Au matin du 21 février, par un temps splendide, le bombardement allemand se déclenche. Il va continuer, intense, jusqu’en milieu d’après-midi. Puis les soldats du général von Falkenhayn progressent vivement entre la Meuse et les Ornes malgré la neige, qui tombe en tempête.

La bataille de Verdun commence. Le 22 et le 23 février, les Allemands enlèvent les premières lignes des Français, dont la défense fléchit.

Puis les Allemands se heurtent à une ligne de résistance que Castelnau appelle « la ligne intermédiaire ». À Chantilly, on commence à s’inquiéter. Le communiqué est difficile à rédiger, car on veut éviter le mot « recul »
Dans la soirée du 24, les mauvaises nouvelles tombent en rafale : les troupes du général Herr se replient en désordre sous la violence du bombardement allemand et le général de Langle, commandant du Groupe d’Armées du Centre, téléphone à Joffre (Castelnau est à l’écouteur) pour dire que la rive droite de la Meuse — celle qui est du côté des Allemands mais qu’occupent encore les Français — est dans une situation dangereuse : la région de la Woëvre est menacée. Il informe le généralissime qu’il donne, sous son entière responsabilité, l’ordre de repli et de l’évacuation de la Woëvre sur les hauts de Meuse. Joffre admet qu’étant sur les lieux, de Langle est mieux à même que n’importe qui de savoir ce qu’il y a à faire… En cette circonstance gravissime, Fernand de Langle de Cary se montre un chef responsable : sachant que sa décision d’évacuation de la Woëvre pourra être sévèrement critiquée, il la prend cependant en toute connaissance de cause et en toute bonne foi, prêt à en assumer les conséquences, qui vont être réelles.

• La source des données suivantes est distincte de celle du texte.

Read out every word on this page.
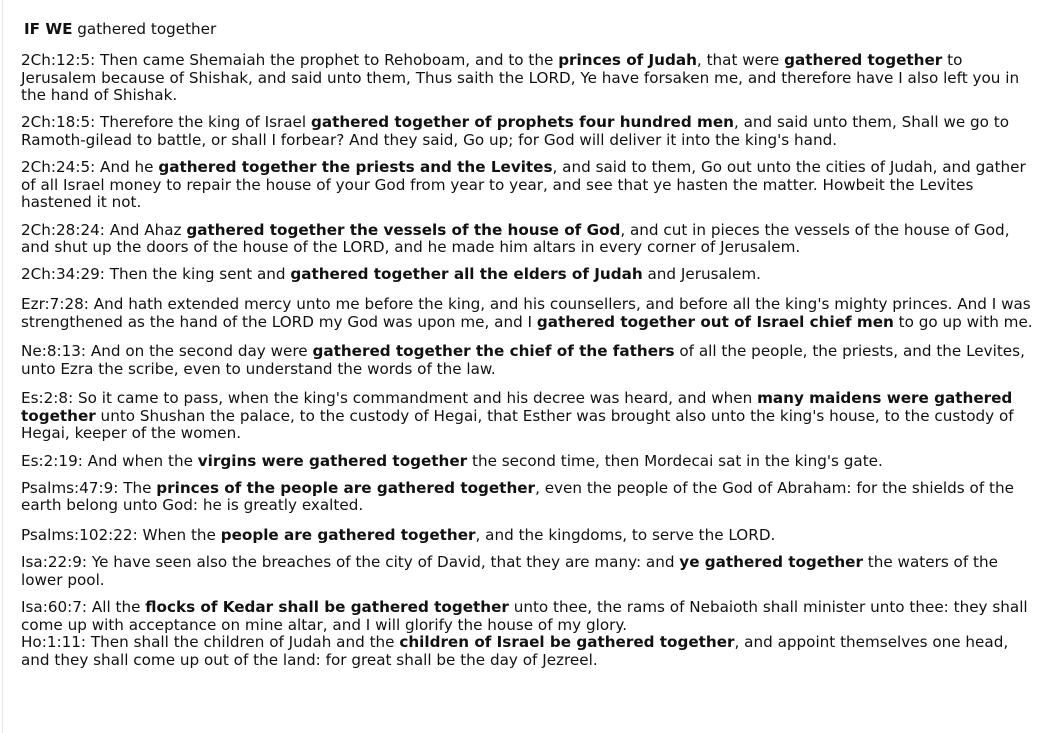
IF WE gathered together

2Ch:12:5: Then came Shemaiah the prophet to Rehoboam, and to the princes of Judah, that were gathered together to Jerusalem because of Shishak, and said unto them, Thus saith the LORD, Ye have forsaken me, and therefore have I also left you in the hand of Shishak.

2Ch:18:5: Therefore the king of Israel gathered together of prophets four hundred men, and said unto them, Shall we go to Ramoth-gilead to battle, or shall I forbear? And they said, Go up; for God will deliver it into the king's hand.

2Ch:24:5: And he gathered together the priests and the Levites, and said to them, Go out unto the cities of Judah, and gather of all Israel money to repair the house of your God from year to year, and see that ye hasten the matter. Howbeit the Levites hastened it not.

2Ch:28:24: And Ahaz gathered together the vessels of the house of God, and cut in pieces the vessels of the house of God, and shut up the doors of the house of the LORD, and he made him altars in every corner of Jerusalem.

2Ch:34:29: Then the king sent and gathered together all the elders of Judah and Jerusalem.

Ezr:7:28: And hath extended mercy unto me before the king, and his counsellers, and before all the king's mighty princes. And I was strengthened as the hand of the LORD my God was upon me, and I gathered together out of Israel chief men to go up with me.

Ne:8:13: And on the second day were gathered together the chief of the fathers of all the people, the priests, and the Levites, unto Ezra the scribe, even to understand the words of the law.

Es:2:8: So it came to pass, when the king's commandment and his decree was heard, and when many maidens were gathered together unto Shushan the palace, to the custody of Hegai, that Esther was brought also unto the king's house, to the custody of Hegai, keeper of the women.

Es:2:19: And when the virgins were gathered together the second time, then Mordecai sat in the king's gate.

Psalms:47:9: The princes of the people are gathered together, even the people of the God of Abraham: for the shields of the earth belong unto God: he is greatly exalted.

Psalms:102:22: When the people are gathered together, and the kingdoms, to serve the LORD.

Isa:22:9: Ye have seen also the breaches of the city of David, that they are many: and ye gathered together the waters of the lower pool.

Isa:60:7: All the flocks of Kedar shall be gathered together unto thee, the rams of Nebaioth shall minister unto thee: they shall come up with acceptance on mine altar, and I will glorify the house of my glory.

Ho:1:11: Then shall the children of Judah and the children of Israel be gathered together, and appoint themselves one head, and they shall come up out of the land: for great shall be the day of Jezreel.
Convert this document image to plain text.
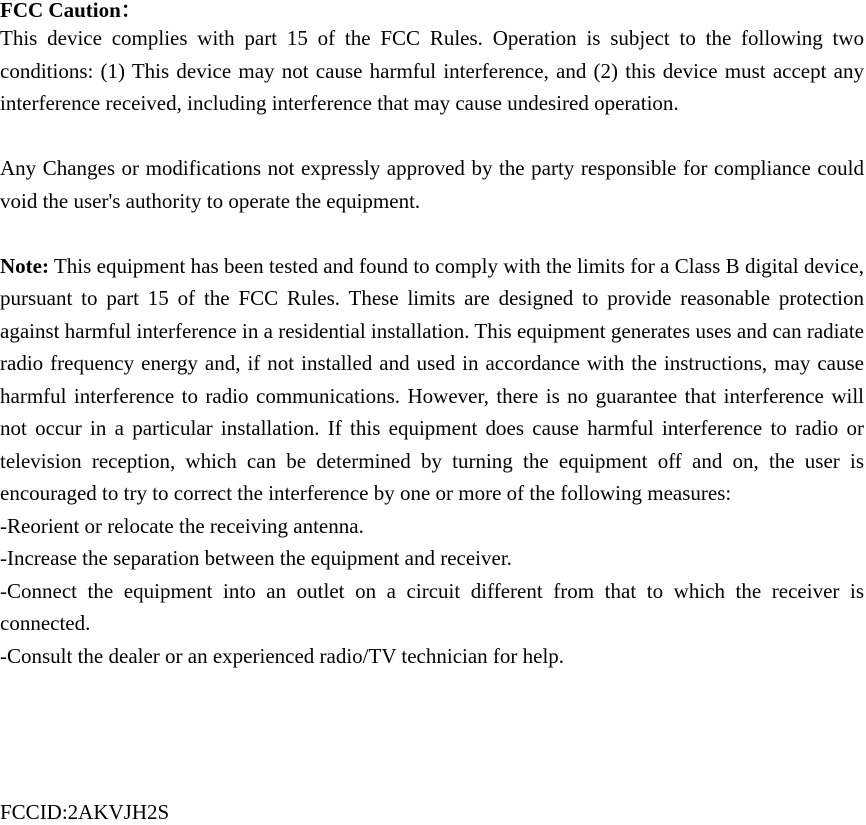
FCC Caution：

This device complies with part 15 of the FCC Rules. Operation is subject to the following two conditions: (1) This device may not cause harmful interference, and (2) this device must accept any interference received, including interference that may cause undesired operation.

Any Changes or modifications not expressly approved by the party responsible for compliance could void the user's authority to operate the equipment.

Note: This equipment has been tested and found to comply with the limits for a Class B digital device, pursuant to part 15 of the FCC Rules. These limits are designed to provide reasonable protection against harmful interference in a residential installation. This equipment generates uses and can radiate radio frequency energy and, if not installed and used in accordance with the instructions, may cause harmful interference to radio communications. However, there is no guarantee that interference will not occur in a particular installation. If this equipment does cause harmful interference to radio or television reception, which can be determined by turning the equipment off and on, the user is encouraged to try to correct the interference by one or more of the following measures:

-Reorient or relocate the receiving antenna.

-Increase the separation between the equipment and receiver.

-Connect the equipment into an outlet on a circuit different from that to which the receiver is connected.

-Consult the dealer or an experienced radio/TV technician for help.

FCCID:2AKVJH2S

Vers 20h30, Castelnau revient voir Joffre chez lui et le trouve la tête dans les mains, effondré. Discussion avec les majors-généraux Pellé et Janin et le colonel Renouard : il n’est pas question d’évacuer la rive droite de la Meuse et il y a des réserves pour contenir l’assaut allemand. C’est alors — vers 21h30 — que Castelnau propose d’envoyer à Verdun le général Pétain (dont il connaît le sang-froid et les qualités de chef) avec l’état-major de la 2e armée, pour prendre en main les troupes de la rive gauche et interdire aux Allemands le franchissement de la Meuse. Joffre accepte sa proposition et fait avertir Pétain de se présenter à Chantilly le lendemain matin à 8h.

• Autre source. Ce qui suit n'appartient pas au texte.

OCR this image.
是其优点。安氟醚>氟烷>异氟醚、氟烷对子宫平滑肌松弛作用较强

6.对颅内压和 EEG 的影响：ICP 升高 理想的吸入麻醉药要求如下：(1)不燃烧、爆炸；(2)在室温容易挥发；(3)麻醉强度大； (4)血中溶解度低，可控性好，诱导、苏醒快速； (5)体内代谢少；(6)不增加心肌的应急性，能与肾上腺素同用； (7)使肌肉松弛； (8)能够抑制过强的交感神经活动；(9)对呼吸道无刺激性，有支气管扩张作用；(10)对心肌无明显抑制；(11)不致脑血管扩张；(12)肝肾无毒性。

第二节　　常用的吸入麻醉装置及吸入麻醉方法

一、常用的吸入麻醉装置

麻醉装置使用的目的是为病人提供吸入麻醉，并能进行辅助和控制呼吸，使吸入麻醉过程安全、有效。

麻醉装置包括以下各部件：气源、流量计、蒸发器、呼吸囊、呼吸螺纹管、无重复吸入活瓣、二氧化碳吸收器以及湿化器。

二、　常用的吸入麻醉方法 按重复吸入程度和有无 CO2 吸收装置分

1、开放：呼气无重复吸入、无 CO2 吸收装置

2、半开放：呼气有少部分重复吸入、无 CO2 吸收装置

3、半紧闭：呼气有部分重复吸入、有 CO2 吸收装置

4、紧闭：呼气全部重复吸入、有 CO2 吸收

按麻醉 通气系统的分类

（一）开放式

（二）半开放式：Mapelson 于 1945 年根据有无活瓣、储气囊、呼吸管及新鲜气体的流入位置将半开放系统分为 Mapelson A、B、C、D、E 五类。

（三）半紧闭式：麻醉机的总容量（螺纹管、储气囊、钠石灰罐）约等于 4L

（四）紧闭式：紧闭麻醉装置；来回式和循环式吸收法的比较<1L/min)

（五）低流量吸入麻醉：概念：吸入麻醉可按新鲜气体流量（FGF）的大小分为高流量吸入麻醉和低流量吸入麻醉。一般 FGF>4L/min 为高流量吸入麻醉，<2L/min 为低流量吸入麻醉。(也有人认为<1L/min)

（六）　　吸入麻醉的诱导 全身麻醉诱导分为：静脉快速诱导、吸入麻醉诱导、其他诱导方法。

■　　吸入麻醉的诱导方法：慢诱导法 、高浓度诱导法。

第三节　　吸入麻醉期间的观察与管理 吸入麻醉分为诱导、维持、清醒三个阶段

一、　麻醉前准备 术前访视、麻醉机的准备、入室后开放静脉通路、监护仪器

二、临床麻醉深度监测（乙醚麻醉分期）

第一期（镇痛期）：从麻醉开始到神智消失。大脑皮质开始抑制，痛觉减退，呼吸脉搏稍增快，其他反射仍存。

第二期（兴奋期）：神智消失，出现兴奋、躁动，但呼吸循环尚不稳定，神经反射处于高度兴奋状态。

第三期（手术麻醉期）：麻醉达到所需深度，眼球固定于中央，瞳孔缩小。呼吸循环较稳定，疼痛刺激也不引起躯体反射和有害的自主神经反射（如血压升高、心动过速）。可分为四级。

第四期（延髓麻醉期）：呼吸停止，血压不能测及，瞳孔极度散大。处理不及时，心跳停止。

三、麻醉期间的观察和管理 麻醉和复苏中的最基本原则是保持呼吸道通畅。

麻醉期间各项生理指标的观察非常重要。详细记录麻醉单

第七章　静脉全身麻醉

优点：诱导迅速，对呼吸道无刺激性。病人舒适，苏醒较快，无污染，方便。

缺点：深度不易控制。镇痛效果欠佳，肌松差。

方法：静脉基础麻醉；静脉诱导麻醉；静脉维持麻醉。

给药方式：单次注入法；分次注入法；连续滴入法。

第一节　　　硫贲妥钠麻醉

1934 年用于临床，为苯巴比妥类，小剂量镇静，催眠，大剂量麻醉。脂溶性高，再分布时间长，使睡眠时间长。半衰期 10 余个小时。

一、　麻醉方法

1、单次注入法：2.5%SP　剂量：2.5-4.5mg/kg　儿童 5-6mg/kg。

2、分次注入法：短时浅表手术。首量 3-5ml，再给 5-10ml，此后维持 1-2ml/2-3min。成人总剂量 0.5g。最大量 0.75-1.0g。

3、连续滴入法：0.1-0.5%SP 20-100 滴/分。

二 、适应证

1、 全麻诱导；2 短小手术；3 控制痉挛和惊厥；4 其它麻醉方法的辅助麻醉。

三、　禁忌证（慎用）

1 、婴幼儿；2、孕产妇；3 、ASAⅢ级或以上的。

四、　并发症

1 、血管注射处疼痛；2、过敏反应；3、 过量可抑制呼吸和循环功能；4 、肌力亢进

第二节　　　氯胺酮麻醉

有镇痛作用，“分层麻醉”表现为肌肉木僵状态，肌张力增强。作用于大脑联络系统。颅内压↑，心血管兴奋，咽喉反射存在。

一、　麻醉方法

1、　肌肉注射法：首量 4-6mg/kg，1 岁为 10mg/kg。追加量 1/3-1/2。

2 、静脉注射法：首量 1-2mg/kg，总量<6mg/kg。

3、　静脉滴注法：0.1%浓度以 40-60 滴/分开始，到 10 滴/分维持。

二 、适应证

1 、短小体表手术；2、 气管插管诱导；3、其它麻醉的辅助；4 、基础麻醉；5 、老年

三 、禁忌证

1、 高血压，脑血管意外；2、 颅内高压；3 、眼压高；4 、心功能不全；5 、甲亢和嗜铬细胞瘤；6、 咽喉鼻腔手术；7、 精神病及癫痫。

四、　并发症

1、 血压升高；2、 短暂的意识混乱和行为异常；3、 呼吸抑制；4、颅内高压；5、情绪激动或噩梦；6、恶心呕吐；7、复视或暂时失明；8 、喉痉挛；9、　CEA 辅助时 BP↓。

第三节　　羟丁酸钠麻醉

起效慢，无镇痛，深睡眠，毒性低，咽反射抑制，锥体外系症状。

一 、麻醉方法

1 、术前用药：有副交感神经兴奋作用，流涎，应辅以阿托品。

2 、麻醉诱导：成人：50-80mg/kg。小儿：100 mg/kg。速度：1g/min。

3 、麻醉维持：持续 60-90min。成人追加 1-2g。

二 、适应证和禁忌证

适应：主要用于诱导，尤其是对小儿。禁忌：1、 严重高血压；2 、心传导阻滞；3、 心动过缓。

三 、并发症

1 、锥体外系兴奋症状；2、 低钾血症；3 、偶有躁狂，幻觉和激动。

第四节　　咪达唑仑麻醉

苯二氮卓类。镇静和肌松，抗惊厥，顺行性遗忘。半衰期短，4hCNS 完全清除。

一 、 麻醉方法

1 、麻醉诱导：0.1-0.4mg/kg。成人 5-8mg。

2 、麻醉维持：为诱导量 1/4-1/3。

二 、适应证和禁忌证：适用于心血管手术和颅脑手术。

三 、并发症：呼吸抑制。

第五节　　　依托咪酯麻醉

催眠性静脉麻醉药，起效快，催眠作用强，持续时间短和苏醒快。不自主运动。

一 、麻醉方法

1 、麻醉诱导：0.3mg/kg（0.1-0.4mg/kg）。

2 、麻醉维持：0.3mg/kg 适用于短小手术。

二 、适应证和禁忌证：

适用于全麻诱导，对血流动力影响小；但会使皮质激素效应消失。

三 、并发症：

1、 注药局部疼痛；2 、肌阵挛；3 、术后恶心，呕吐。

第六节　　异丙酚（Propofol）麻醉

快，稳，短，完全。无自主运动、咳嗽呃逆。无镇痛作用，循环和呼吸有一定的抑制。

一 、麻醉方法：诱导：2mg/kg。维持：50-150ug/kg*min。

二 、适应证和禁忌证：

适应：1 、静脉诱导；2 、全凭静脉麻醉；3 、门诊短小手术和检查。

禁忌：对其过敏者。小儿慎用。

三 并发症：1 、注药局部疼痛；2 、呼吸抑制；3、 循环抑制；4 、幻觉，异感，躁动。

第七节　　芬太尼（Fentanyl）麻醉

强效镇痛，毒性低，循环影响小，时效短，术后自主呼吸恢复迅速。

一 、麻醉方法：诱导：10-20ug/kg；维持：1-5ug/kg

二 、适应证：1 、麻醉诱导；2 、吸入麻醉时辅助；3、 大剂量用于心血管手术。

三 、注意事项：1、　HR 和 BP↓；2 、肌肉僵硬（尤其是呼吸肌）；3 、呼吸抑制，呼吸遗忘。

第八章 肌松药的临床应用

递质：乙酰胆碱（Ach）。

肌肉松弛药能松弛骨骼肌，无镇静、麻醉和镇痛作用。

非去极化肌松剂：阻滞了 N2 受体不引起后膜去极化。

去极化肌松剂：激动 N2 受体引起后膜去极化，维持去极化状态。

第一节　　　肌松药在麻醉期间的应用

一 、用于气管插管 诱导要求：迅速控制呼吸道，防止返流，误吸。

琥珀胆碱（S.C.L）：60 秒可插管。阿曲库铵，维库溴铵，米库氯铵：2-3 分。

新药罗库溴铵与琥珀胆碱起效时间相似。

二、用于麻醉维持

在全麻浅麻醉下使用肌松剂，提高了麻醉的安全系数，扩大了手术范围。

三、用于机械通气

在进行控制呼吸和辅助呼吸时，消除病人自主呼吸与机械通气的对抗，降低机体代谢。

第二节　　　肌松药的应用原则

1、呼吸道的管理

Castelnau est maintenant seul dans son bureau, dans la modeste villa qu’il occupe non loin de l’hôtel du Grand Condé, siège du GQG. Il avertit au téléphone l’état-major de la 2e armée et regarde ses cartes, ce qui le persuade qu’on ne peut vraiment se rendre compte qu’en allant voir sur place. Il téléphone au commandant de Galbert pour qu’il réveille le généralissime car celui-ci dort et on ne doit pas le réveiller. Castelnau arrive et demande au grand chef l’autorisation de partir. Joffre accepte, lui fait passer sous la porte de sa chambre un papier lui donnant les « pleins pouvoirs » et… il se rendort ! Dans la tourmente de neige, le général de Castelnau part en automobile, seulement accompagné du lieutenant Laguionie, qui à tout hasard avait préparé un départ rapide et qui conduit, et des commandants de Bary et Camus. Il est minuit et demi.

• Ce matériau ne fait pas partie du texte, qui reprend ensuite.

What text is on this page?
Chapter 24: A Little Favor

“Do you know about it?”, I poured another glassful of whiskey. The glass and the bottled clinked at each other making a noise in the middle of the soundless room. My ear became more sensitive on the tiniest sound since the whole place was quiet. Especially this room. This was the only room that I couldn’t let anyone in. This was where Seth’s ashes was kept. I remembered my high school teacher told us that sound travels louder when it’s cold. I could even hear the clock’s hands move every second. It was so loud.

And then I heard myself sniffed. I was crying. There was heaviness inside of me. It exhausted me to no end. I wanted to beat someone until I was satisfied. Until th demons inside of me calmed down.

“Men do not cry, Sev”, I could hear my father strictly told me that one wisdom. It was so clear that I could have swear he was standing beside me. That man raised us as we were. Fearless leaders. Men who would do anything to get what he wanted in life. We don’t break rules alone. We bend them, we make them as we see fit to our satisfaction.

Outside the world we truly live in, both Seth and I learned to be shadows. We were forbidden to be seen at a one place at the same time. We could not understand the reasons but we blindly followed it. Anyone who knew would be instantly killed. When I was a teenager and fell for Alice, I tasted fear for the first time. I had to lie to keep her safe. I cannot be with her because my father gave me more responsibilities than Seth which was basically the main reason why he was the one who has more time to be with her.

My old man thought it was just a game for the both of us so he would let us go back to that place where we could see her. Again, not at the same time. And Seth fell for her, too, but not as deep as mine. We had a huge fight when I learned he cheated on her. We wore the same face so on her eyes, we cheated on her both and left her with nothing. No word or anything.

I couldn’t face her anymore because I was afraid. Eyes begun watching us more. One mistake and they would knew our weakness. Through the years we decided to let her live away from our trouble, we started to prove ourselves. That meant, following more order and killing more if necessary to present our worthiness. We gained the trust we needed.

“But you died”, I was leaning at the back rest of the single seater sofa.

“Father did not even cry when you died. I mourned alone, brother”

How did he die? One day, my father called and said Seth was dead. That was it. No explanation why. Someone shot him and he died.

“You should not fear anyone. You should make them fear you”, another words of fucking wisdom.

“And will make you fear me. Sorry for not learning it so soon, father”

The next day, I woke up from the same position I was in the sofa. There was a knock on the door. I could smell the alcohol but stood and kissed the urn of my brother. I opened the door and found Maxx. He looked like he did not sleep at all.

Le 25 février, à 4h du matin, après une route épouvantable, Castelnau arrive à Avize, son ancien PC devenu celui du général de Langle qui vient de revenir de Dugny, PC de son subordonné, le général Herr. Il a interdit qu’on fasse passer des troupes, dont le 20e corps d’armée du général Balfourier, sur la rive droite, ce qui signifierait l’abandonner à elle-même.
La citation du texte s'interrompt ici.